Снова пауза, на этот раз недолгая, и тут же он заговорил так торопливо, словно боялся быть неправильно понятым, хотя Лео не понял вообще ничего и только опасался, что наконец что-нибудь поймет.
Все сложилось совсем иначе, чем я предполагал, сказал Левингер. Люди слишком терпеливы, терпение — плохая черта, смею заметить. Оно может привести к такому ненужному долгому процессу развития, в котором разум не одерживает верх, а только находит некоторое утешение. Разум не обладает безграничной устойчивостью, время разрушает его. Терпение, позволю себе отметить, величайший враг разума. Слова, по-видимому, давались ему с трудом. Для Лео и слушать его было утомительно.
Ненависть Лео распространялась на все вокруг. Рабочих, которые выносили мебель из его квартиры, он, полный ненависти, оставил одних и отправился наверх, к Левингеру, потому что у обоих, особенно у шофера, на лицах ясно было написано, что они воображают, будто обвели Лео, этого круглого идиота, вокруг пальца, получая за свои услуги все эти вещи, стоившие во много раз больше, чем их труд. Естественное подобострастие шофера превратилось в наигранное, тон, каким он без конца повторял «шеф», был балаганным тоном дельца, обнаглевшего партнера; этот парень, думал Лео, так виляет хвостом, потому что уже считает себя важной птицей, крупным предпринимателем в будущем, полагая, что на вырученные от продажи мебели деньги приобретет еще один подержанный фургон. Лео очень хотелось дать в морду этому ухмыляющемуся наглецу. Слушай, ты, хотел он ему сказать, ты из своего дерьма никогда не выберешься, тебе-то это точно не удастся.

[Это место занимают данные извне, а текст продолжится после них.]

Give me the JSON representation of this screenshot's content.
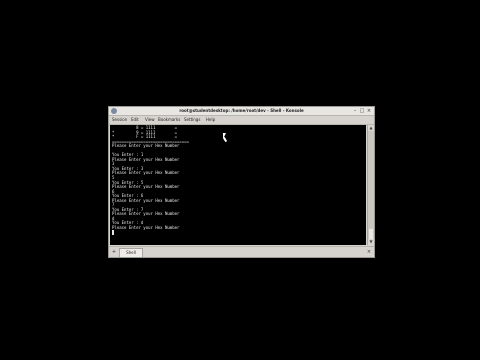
{
  "window": {
    "title": "root@studentdesktop: /home/root/dev - Shell - Konsole",
    "close_glyph": "×",
    "minimize_glyph": "–",
    "maximize_glyph": "□"
  },
  "menubar": {
    "items": [
      "Session",
      "Edit",
      "View",
      "Bookmarks",
      "Settings",
      "Help"
    ]
  },
  "terminal": {
    "lines": [
      "          8 = 1111        =",
      "*         9 = 1111        =",
      "*         F = 1111        =",
      "================================",
      "Please Enter your Hex Number",
      "",
      "You Enter : 1",
      "Please Enter your Hex Number",
      "3",
      "You Enter : 3",
      "Please Enter your Hex Number",
      "5",
      "You Enter : 5",
      "Please Enter your Hex Number",
      "6",
      "You Enter : 6",
      "Please Enter your Hex Number",
      "7",
      "You Enter : 7",
      "Please Enter your Hex Number",
      "d",
      "You Enter : d",
      "Please Enter your Hex Number",
      ""
    ]
  },
  "tabbar": {
    "tab_label": "Shell",
    "new_tab_glyph": "+",
    "close_tab_glyph": "×"
  },
  "scrollbar": {
    "up_glyph": "▲",
    "down_glyph": "▼"
  }
}
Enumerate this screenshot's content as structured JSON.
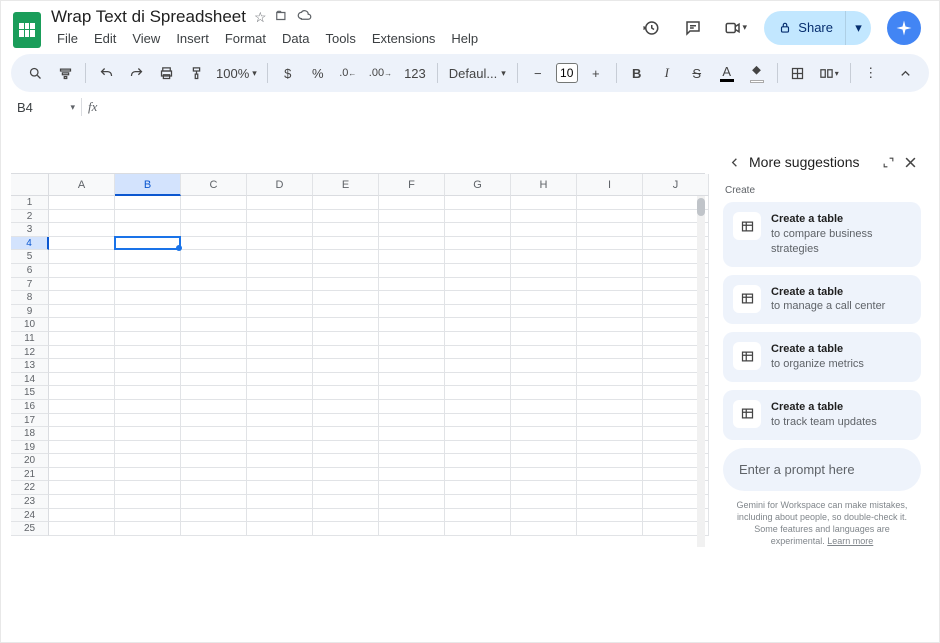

Глупая скотина, ты эту мебель за приличную цену никогда не загонишь, потому что всякий, глядя на тебя, подумает, что ты ее украл. В конце концов тебя объегорит какой-нибудь пройдоха, и от твоих грандиозных, плохо замаскированных планов на будущее не останется ничего, кроме парочки бутылок пинги и дополнительного куска мяса сверх обычного рациона, состоящего из опостылевшего риса и бобов. Вместо всего этого Лео сказал: Хорошенько следите за книгами, когда будете разбирать стеллаж. И не дай Бог, с ними что-нибудь случится! Он постарался изобразить грозный повелительный взгляд — ох, как хотелось дать этому наглецу по роже! — и ушел.
А теперь Лео сидел у Левингера и ощущал все ту же ненависть. Ненависть, потому что дядюшка Зе вынуждал его к сочувствию. Он не хотел испытывать сострадание к дядюшке Зе. Он сам нуждался в сострадании, но сейчас не хотел сострадания и к себе. То, что Левингер так отвлеченно повествовал о терпении и разуме, казалось Лео каким-то бредом, мучительным знаком деградации. Лео вспомнил о своем отце, перед его кончиной, когда он навещал его в клинике. Сморщенное, опавшее тело, просто карикатура на то, что он представлял собой в жизни. Свойственные ему одному особенности, которые прежде придавали Левингеру неповторимое величие и мощь, казались теперь чудачеством и были даже, пожалуй, неприятны. Например, то движение, которым он выбрасывал над подлокотником кресла левую руку и вытягивал ее, словно по-прежнему держа в руках нити кукольника, но теперь он с каким-то невероятным усилием все вновь и вновь старался поднять эту руку, как будто хотел вернуть свою власть, поддернуть к себе за ниточки все то, что давно уже вырвалось из-под его влияния и стало самостоятельным, но только все оно с беззаботным гомоном летело дальше, удалясь от этого дома и сада Левингера, а здесь, внутри, стояла мертвая тишина, даже когда он говорил, словно он, едва шевеля губами, просто в буквальном смысле слова думает вслух, и это были мысли, абсолютно утратившие власть.